Whether it was the influence of the Conservatives’ coalition partners, the Liberal Democrats, Mr Cameron’s wish to avoid the ‘nasty party’ monicker for his party, or (perish the thought) because even Tories can care about global poverty, is not clear. What is certain, however, is that Andrew Mitchell, the International Development Secretary, will have his work cut out spending all this new cash if, at the same time, he is to fulfill his promise to deliver results and thereby convince voters that this is, indeed, money well spent.
Unfortunately for Mr Mitchell, according to his Department’s own research, the public is getting weary of aid: when asked in February 2010 (before the election and before the cuts) whether they supported more government aid only 35% of respondents said ‘yes’, down from nearly 50% only 18 months previously. Worse, the number who thought that aid was ‘pointless’ because of corruption had shot up by thirteen percentage points over the same period. Something clearly needs to be done to stop aid being a vote-loser.

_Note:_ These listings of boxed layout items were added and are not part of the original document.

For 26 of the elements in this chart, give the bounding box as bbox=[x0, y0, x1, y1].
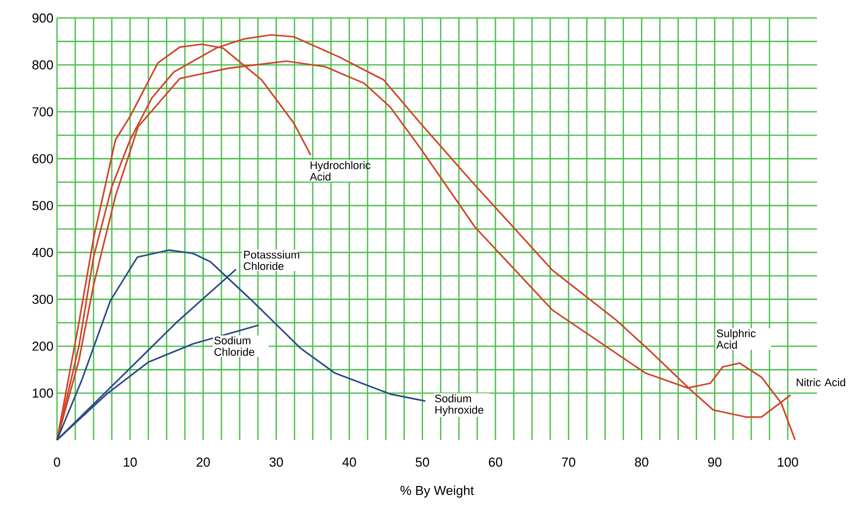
y-tick-label: 600 bbox=[32, 154, 53, 164]
y-tick-label: 100 bbox=[32, 388, 53, 398]
y-tick-label: 300 bbox=[32, 294, 53, 304]
y-tick-label: 800 bbox=[32, 60, 53, 70]
x-tick-label: 80 bbox=[634, 458, 648, 467]
x-tick-label: 100 bbox=[778, 458, 798, 467]
x-tick-label: 10 bbox=[124, 458, 137, 467]
series-label: Sodium Chloride bbox=[214, 336, 254, 356]
x-tick-label: 40 bbox=[342, 458, 356, 467]
y-tick-label: 500 bbox=[32, 200, 53, 210]
x-tick-label: 30 bbox=[270, 458, 283, 467]
y-tick-label: 200 bbox=[32, 342, 53, 351]
series-label: Sodium Hyhroxide bbox=[435, 394, 484, 416]
x-axis-title: % By Weight bbox=[400, 486, 474, 498]
x-tick-label: 0 bbox=[54, 458, 60, 467]
series-label: Nitric Acid bbox=[796, 378, 846, 386]
x-tick-label: 90 bbox=[708, 458, 722, 467]
y-tick-label: 700 bbox=[32, 107, 53, 116]
x-tick-label: 60 bbox=[488, 458, 502, 467]
x-tick-label: 20 bbox=[196, 458, 210, 467]
series-label: Potasssium Chloride bbox=[244, 250, 300, 270]
series-label: Sulphric Acid bbox=[716, 329, 756, 349]
y-tick-label: 900 bbox=[32, 13, 53, 23]
x-tick-label: 50 bbox=[416, 458, 430, 467]
y-tick-label: 400 bbox=[32, 248, 53, 258]
x-tick-label: 70 bbox=[562, 458, 576, 467]
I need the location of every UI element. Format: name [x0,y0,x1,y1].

When in opposition, one of Mr Mitchell’s big ideas was to run a scheme called ‘My Aid’, whereby citizens’ votes on a shortlist of projects would determine where a small amount of the aid budget would go. Though we liked the spirit of the idea, at the time we commented that, frankly, it sucked. Better, we said, to use the cash to finance a “match-funding” scheme for citizens’ own donations, on the grounds that this could catalyse more funding for development (the match money acting as a prompt to actually give, rather than just think about it) and get people thinking more seriously about where best the money should be spent. So we are chuffed to see that Mr Mitchell’s department has just launched a consultation on a scheme that is along the lines of what we proposed.
Aid technocrats will no doubt bristle at such populism (the development community are a terribly snobbish lot*). Yet the public is increasingly empowered by information and analysis to understand these issues and make informed choices – what we call ‘mass philanthrocapitalism’. Our hope is that organisations like New Philanthropy Capital, GlobalGiving, seethedifference, and the media will step up to help crowdsource more effective aid spending.
*Michael worked at DFID for 12 years.